Ah, February is here…and although it can bring bitter cold, it also brings a pleasant aura of hearts and Valentines. This special season—when our loved ones become the center of our attention— might just be the perfect time to take action on an important issue that may be stuck in your “I’ll think about that later” file. Making the decision to include Long Term Care Planning in your Financial Plan may be the best HEART decision your MIND will ever make. I’ll explain the mind-heart connection in a moment, but first, let me ask a favor of you. When I mention “Long Term Care Insurance,” please don’t rely on outdated notions of what that is exactly, or how it works—notions which assert, for example, that it’s “just one product” or “it’s not right for you.“
Today, there are many more options and solutions available than most people are aware of. Certainly there still are—and likely always will be—the “traditional” Long Term Care (LTC) plans, which feature pure insurance for the transfer of risk. However, things have changed since a number of insurance providers realized that in order to meet the demands of the 21st century, LTC should be considered an essential component of any financial plan. They‘ve created a wide variety of alternatives that are now available. You can find hybrid or asset-based plans, riders on traditional life insurance, living benefit riders, and chronic illness riders built on the framework of a life insurance or annuity product.
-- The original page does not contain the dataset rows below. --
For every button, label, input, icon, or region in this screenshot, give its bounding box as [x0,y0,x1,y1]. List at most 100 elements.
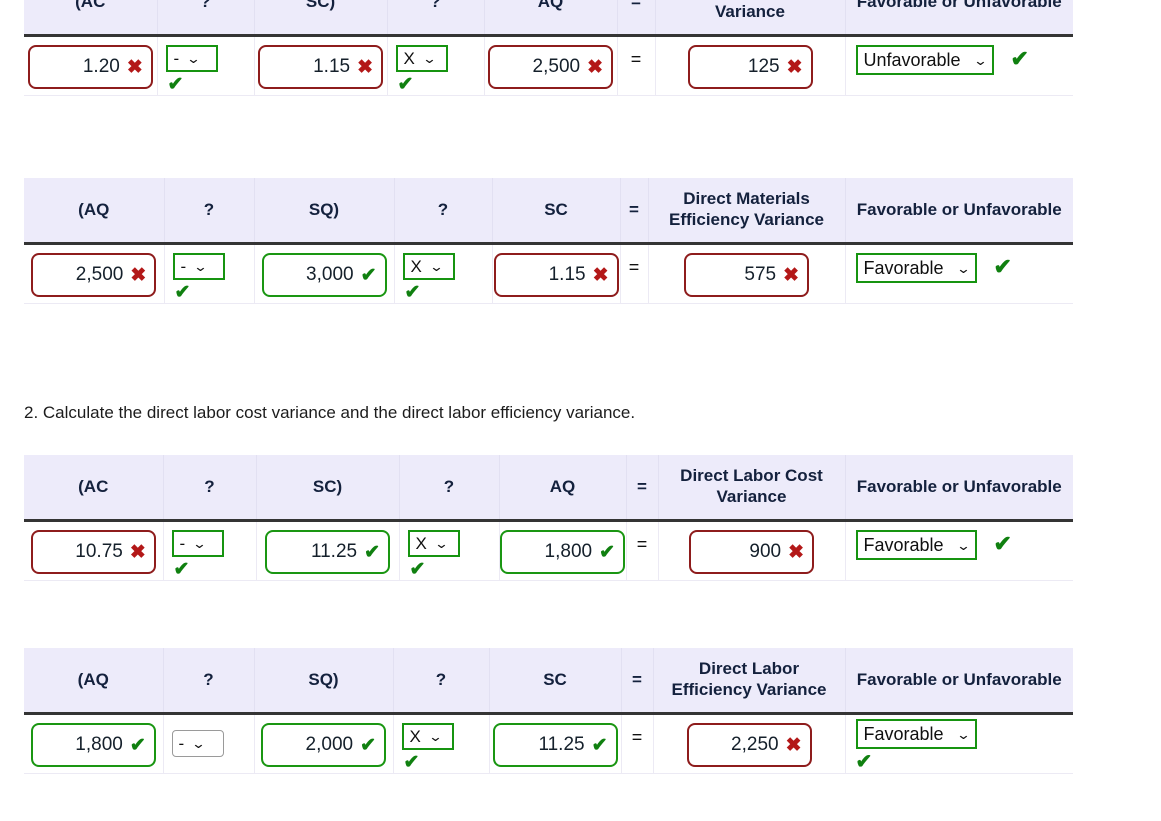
fav-unfav-select[interactable]: Favorable ⌄ [855,530,978,561]
cell-equals: = [626,520,659,582]
aq-input[interactable]: 1,800 ✔ [30,723,156,768]
correct-icon: ✔ [360,264,377,286]
equals-sign: = [628,257,640,278]
correct-icon: ✔ [364,541,380,563]
incorrect-icon: ✖ [592,264,609,286]
chevron-down-icon: ⌄ [972,52,988,68]
chevron-down-icon: ⌄ [955,726,971,742]
sc-input[interactable]: 1.15 ✖ [258,45,383,90]
cell-variance-result: 125 ✖ [655,35,846,97]
col-header-sq: SQ) [254,178,395,246]
op1-select[interactable]: - ⌄ [171,730,224,758]
aq-input[interactable]: 2,500 ✖ [31,253,157,298]
incorrect-icon: ✖ [357,56,373,78]
fav-unfav-select[interactable]: Unfavorable ⌄ [855,45,995,76]
col-header-fav-unfav: Favorable or Unfavorable [845,178,1073,246]
fav-unfav-block: Unfavorable ⌄ ✔ [846,45,1029,76]
ac-input-value: 10.75 [75,541,123,563]
fav-unfav-block: Favorable ⌄ ✔ [846,719,978,772]
equals-sign: = [631,727,643,748]
cell-aq: 2,500 ✖ [484,35,618,97]
aq-input-value: 1,800 [75,734,123,756]
op1-select[interactable]: - ⌄ [172,253,225,281]
cell-equals: = [617,35,656,97]
cell-aq: 1,800 ✔ [24,713,164,775]
chevron-down-icon: ⌄ [192,536,207,552]
op2-select[interactable]: X ⌄ [395,45,448,73]
col-header-ac: (AC [24,0,158,38]
aq-input[interactable]: 2,500 ✖ [488,45,613,90]
sc-input[interactable]: 11.25 ✔ [492,723,618,768]
variance-table-dl-efficiency: (AQ ? SQ) ? SC = Direct Labor Efficiency… [24,648,1073,775]
sc-input-value: 1.15 [313,56,351,78]
op1-block: - ⌄ ✔ [165,45,218,94]
col-header-fav-unfav: Favorable or Unfavorable [845,0,1073,38]
col-header-fav-unfav: Favorable or Unfavorable [845,455,1073,523]
equals-sign: = [630,49,642,70]
op1-select[interactable]: - ⌄ [171,530,224,558]
ac-input[interactable]: 10.75 ✖ [30,530,156,575]
variance-result-value: 2,250 [731,734,779,756]
op1-block: - ⌄ [171,730,224,758]
col-header-fav-unfav: Favorable or Unfavorable [845,648,1073,716]
col-header-aq: (AQ [24,178,165,246]
fav-unfav-select[interactable]: Favorable ⌄ [855,253,978,284]
cell-sc: 11.25 ✔ [256,520,400,582]
table-row: 1.20 ✖ - ⌄ ✔ 1.15 ✖ X ⌄ ✔ 2,500 ✖ = 125 … [24,35,1073,97]
equals-sign: = [636,534,648,555]
ac-input-value: 1.20 [82,56,120,78]
ac-input[interactable]: 1.20 ✖ [27,45,153,90]
correct-icon: ✔ [993,254,1012,280]
cell-fav-unfav: Unfavorable ⌄ ✔ [845,35,1073,97]
op2-select[interactable]: X ⌄ [407,530,460,558]
variance-table-dm-cost: (AC ? SC) ? AQ = Direct Materials Cost V… [24,0,1073,97]
col-header-aq: AQ [499,455,627,523]
col-header-sc: SC) [254,0,388,38]
col-header-variance: Direct Labor Efficiency Variance [653,648,846,716]
variance-result-input[interactable]: 125 ✖ [687,45,813,90]
cell-variance-result: 2,250 ✖ [653,713,846,775]
sc-input[interactable]: 11.25 ✔ [265,530,390,575]
fav-unfav-select[interactable]: Favorable ⌄ [855,719,978,750]
cell-variance-result: 900 ✖ [658,520,846,582]
incorrect-icon: ✖ [126,56,143,78]
op2-select-value: X [410,257,422,277]
variance-table-dl-cost: (AC ? SC) ? AQ = Direct Labor Cost Varia… [24,455,1073,582]
variance-result-input[interactable]: 900 ✖ [689,530,814,575]
variance-result-input[interactable]: 2,250 ✖ [686,723,812,768]
op2-select-value: X [409,727,421,747]
correct-icon: ✔ [1010,46,1029,72]
cell-op1: - ⌄ [163,713,255,775]
incorrect-icon: ✖ [587,56,603,78]
aq-input-value: 1,800 [544,541,593,563]
op2-select-value: X [415,534,427,554]
chevron-down-icon: ⌄ [955,260,971,276]
chevron-down-icon: ⌄ [193,259,208,275]
variance-result-value: 125 [747,56,780,78]
col-header-sq: SQ) [254,648,394,716]
col-header-sc: SC) [256,455,400,523]
correct-icon: ✔ [129,734,146,756]
fav-unfav-block: Favorable ⌄ ✔ [846,253,1012,284]
sq-input[interactable]: 3,000 ✔ [261,253,387,298]
cell-op2: X ⌄ ✔ [393,713,490,775]
aq-input[interactable]: 1,800 ✔ [500,530,625,575]
table-row: 2,500 ✖ - ⌄ ✔ 3,000 ✔ X ⌄ ✔ 1.15 ✖ = 575… [24,243,1073,305]
cell-equals: = [620,243,649,305]
sq-input[interactable]: 2,000 ✔ [261,723,386,768]
variance-result-value: 900 [749,541,782,563]
aq-input-value: 2,500 [75,264,124,286]
variance-result-input[interactable]: 575 ✖ [684,253,809,298]
op2-select[interactable]: X ⌄ [401,723,454,751]
cell-op2: X ⌄ ✔ [399,520,500,582]
chevron-down-icon: ⌄ [186,51,201,67]
cell-op2: X ⌄ ✔ [394,243,493,305]
op1-select[interactable]: - ⌄ [165,45,218,73]
cell-ac: 10.75 ✖ [24,520,164,582]
col-header-equals: = [621,648,654,716]
variance-table-dm-efficiency: (AQ ? SQ) ? SC = Direct Materials Effici… [24,178,1073,305]
sc-input[interactable]: 1.15 ✖ [493,253,619,298]
op2-select[interactable]: X ⌄ [402,253,455,281]
op2-block: X ⌄ ✔ [401,723,454,772]
table-header-row: (AQ ? SQ) ? SC = Direct Materials Effici… [24,178,1073,246]
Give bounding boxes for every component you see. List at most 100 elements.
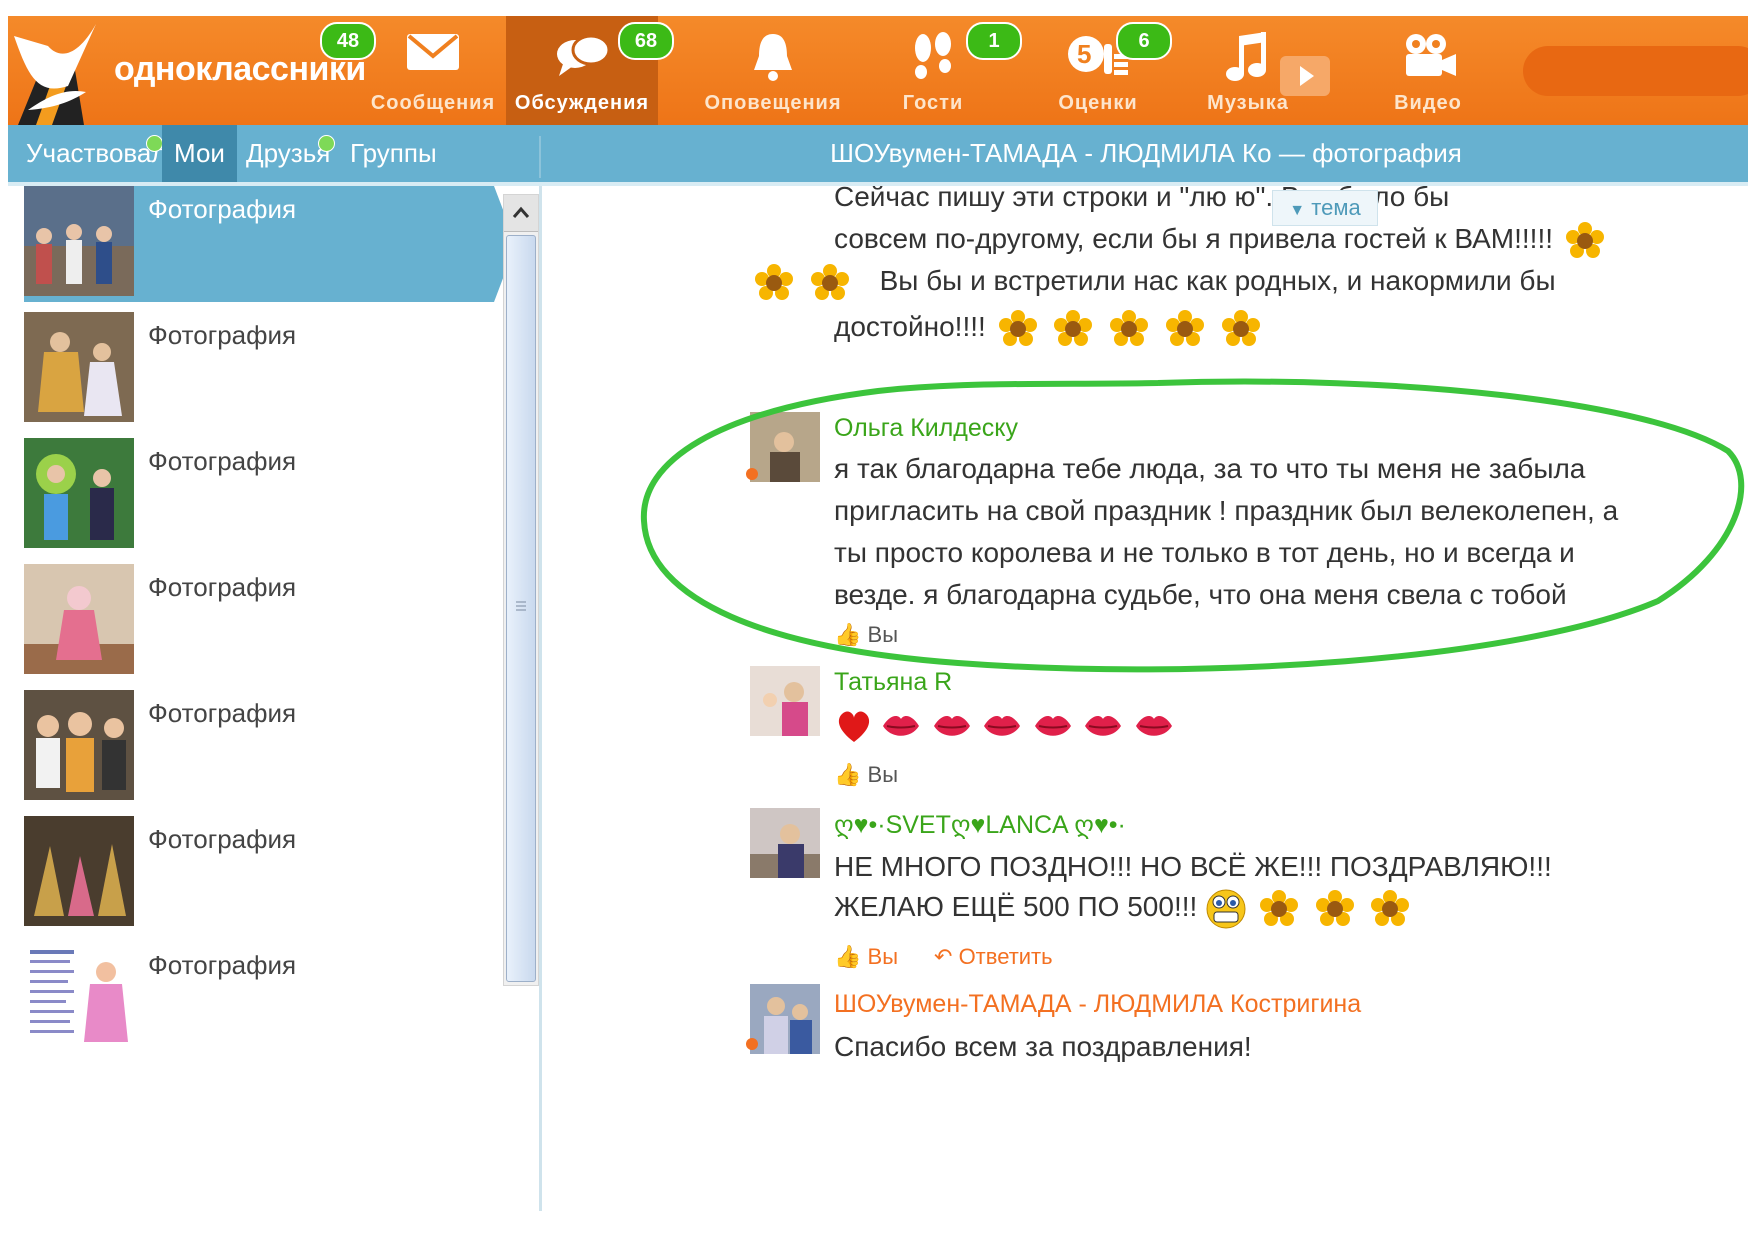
scroll-up-button[interactable] [504,195,538,232]
reply-button[interactable]: ↶ Ответить [934,944,1053,970]
flower-emoji-icon [1165,309,1204,346]
nav-messages[interactable]: Сообщения [353,16,513,125]
photo-thumbnail [24,690,134,800]
extra-nav-button[interactable] [1523,46,1748,96]
list-item-title: Фотография [148,446,297,476]
thumbs-up-icon: 👍 [834,622,862,647]
comment-author[interactable]: ღ♥•·SVETღ♥LANCA ღ♥•· [834,810,1126,840]
comment-author[interactable]: Ольга Килдеску [834,414,1018,443]
comment-text-line: Спасибо всем за поздравления! [834,1031,1252,1062]
like-label: Вы [867,944,899,969]
nav-notifications[interactable]: Оповещения [688,16,858,125]
list-item-title: Фотография [148,572,297,602]
film-camera-icon [1398,30,1458,87]
music-note-icon [1223,30,1273,89]
nav-guests-label: Гости [902,92,964,114]
list-scrollbar[interactable] [503,194,539,986]
chat-bubbles-icon [553,30,611,85]
emoji-line [834,706,1177,746]
thumbs-up-icon: 👍 [834,762,862,787]
top-navigation-bar: одноклассники Сообщения 48 Обсуждения 68… [8,16,1748,125]
nav-ratings-label: Оценки [1058,92,1138,114]
thumbs-up-icon: 👍 [834,944,862,969]
kiss-lips-icon [984,715,1021,736]
comment-text-line: достойно!!!! [834,306,1265,349]
nav-notifications-label: Оповещения [704,92,842,114]
svg-text:5: 5 [1077,39,1091,69]
header-divider [539,136,541,178]
new-indicator-dot [318,135,335,152]
list-item[interactable]: Фотография [24,942,494,1058]
flower-emoji-icon [1565,221,1604,258]
photo-thumbnail [24,942,134,1052]
tab-mine[interactable]: Мои [162,125,237,182]
topic-toggle-label: тема [1311,195,1361,220]
like-button[interactable]: 👍 Вы [834,622,898,648]
list-item[interactable]: Фотография [24,816,494,932]
photo-thumbnail [24,186,134,296]
nav-discussions-label: Обсуждения [514,92,650,114]
tab-groups[interactable]: Группы [338,125,449,182]
discussions-badge: 68 [618,22,674,60]
list-item-selected[interactable]: Фотография [24,186,516,302]
flower-emoji-icon [998,309,1037,346]
nav-video-label: Видео [1394,92,1462,114]
avatar[interactable] [750,666,820,736]
avatar[interactable] [750,984,820,1054]
flower-emoji-icon [1315,889,1354,926]
comments-area: Сейчас пишу эти строки и "лю ю". Все был… [542,186,1748,1211]
photo-thumbnail [24,564,134,674]
comment-author[interactable]: Татьяна R [834,668,952,697]
app-window: одноклассники Сообщения 48 Обсуждения 68… [8,16,1748,1211]
comment-author[interactable]: ШОУвумен-ТАМАДА - ЛЮДМИЛА Костригина [834,990,1361,1019]
red-heart-icon [838,711,870,742]
list-item[interactable]: Фотография [24,564,494,680]
music-play-button[interactable] [1280,56,1330,96]
kiss-lips-icon [1034,715,1071,736]
triangle-down-icon: ▼ [1289,202,1306,219]
flower-emoji-icon [1221,309,1260,346]
photo-thumbnail [24,438,134,548]
flower-emoji-icon [1054,309,1093,346]
ratings-badge: 6 [1116,22,1172,60]
list-item-title: Фотография [148,698,297,728]
dove-logo-icon [14,24,96,125]
play-icon [1300,66,1314,86]
flower-emoji-icon [1259,889,1298,926]
discussion-list: Фотография Фотография Фотография Фотогра… [8,186,542,1211]
envelope-icon [405,30,461,79]
list-item-title: Фотография [148,320,297,350]
flower-emoji-icon [755,263,793,300]
comment-text-line: Вы бы и встретили нас как родных, и нако… [750,260,1556,303]
footprints-icon [907,30,959,91]
kiss-lips-icon [933,715,970,736]
comment-text: ЖЕЛАЮ ЕЩЁ 500 ПО 500!!! [834,891,1198,922]
kiss-lips-icon [883,715,920,736]
nav-video[interactable]: Видео [1353,16,1503,125]
kiss-lips-icon [1135,715,1172,736]
comment-text-line: НЕ МНОГО ПОЗДНО!!! НО ВСЁ ЖЕ!!! ПОЗДРАВЛ… [834,851,1552,882]
tab-friends[interactable]: Друзья [234,125,342,182]
photo-thumbnail [24,816,134,926]
avatar[interactable] [750,808,820,878]
list-item-title: Фотография [148,824,297,854]
guests-badge: 1 [966,22,1022,60]
list-item-title: Фотография [148,194,297,224]
comment-text-line: я так благодарна тебе люда, за то что ты… [834,453,1586,484]
new-indicator-dot [146,135,163,152]
avatar[interactable] [750,412,820,482]
like-label: Вы [867,622,899,647]
scrollbar-thumb[interactable] [506,235,536,982]
like-button[interactable]: 👍 Вы [834,762,898,788]
online-status-dot [746,468,758,480]
list-item[interactable]: Фотография [24,690,494,806]
flower-emoji-icon [1110,309,1149,346]
reply-label: Ответить [958,944,1053,969]
nav-messages-label: Сообщения [370,92,496,114]
tab-participated[interactable]: Участвовал [14,125,179,182]
online-status-dot [746,1038,758,1050]
photo-thumbnail [24,312,134,422]
list-item[interactable]: Фотография [24,312,494,428]
list-item[interactable]: Фотография [24,438,494,554]
like-button[interactable]: 👍 Вы [834,944,898,970]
With so many choices in today’s LTC market, you can’t just glance at the title of a brochure and assume you know how any one of these different plans works. So, even if you or your clients have health problems, it’s worth a phone call to find out if this condition will prevent you from getting coverage, or if there are any alternative plans you might want to consider. Guaranteed issue solutions are available!
If Long Term Care Planning doesn’t make sense to your mind, then please listen to your heart. You take responsibility for your family seriously; you take action to solve problems and ensure their safety and comfort. In other words, you make plans to take care of those you love. After all, who loves your family more than you do?
Although most of us share these same family values, for some reason many of us seem to have an “entitlement mentality” or we hide behind a curtain of denial when it comes to this one critical aspect of our financial peace of mind. Being able to function independently—to perform “activities of daily living” (bathing, dressing, transferring, toileting and continence), or being diagnosed with a cognitive impairment (such as Alzheimer’s) requiring daily supervision—are potential future needs that somehow get left out of our financial plan. Why? Do we assume that if and when the time comes, a plan will magically appear and all will be taken care of?
If you’re one of those who’s tempted to “think about all this later,” you’re leaving your family exposed. If walls could talk, they’d have plenty to tell you about what goes on when a family gets together to try and deal with a health crisis their loved one is suddenly facing, and they’re scrambling to come up with a plan. Most likely at least one of these family members has dared to wonder aloud, “Why didn’t Dad or Mom plan for this?” or “I wish we’d had this conversation a long time ago so we could be prepared for this.”
So, again, if Long Term Care Planning doesn’t make sense to your mind, then think about those you love and let your heart make the call. Reach out to an LTC Specialist (not to be confused with a generalist) and set up a time to have this conversation.
This is a selfless act you can’t afford to ignore. Although this plan is about your family and loved ones, it’s also about YOU. If you are the one requiring care, your family will feel all the more LOVED because you cared enough about them to establish a plan to protect them emotionally, physically and financially —thus enabling them to provide YOU with the care you deserve. Though it requires your mind to take the first step, your HEART will be the beneficiary.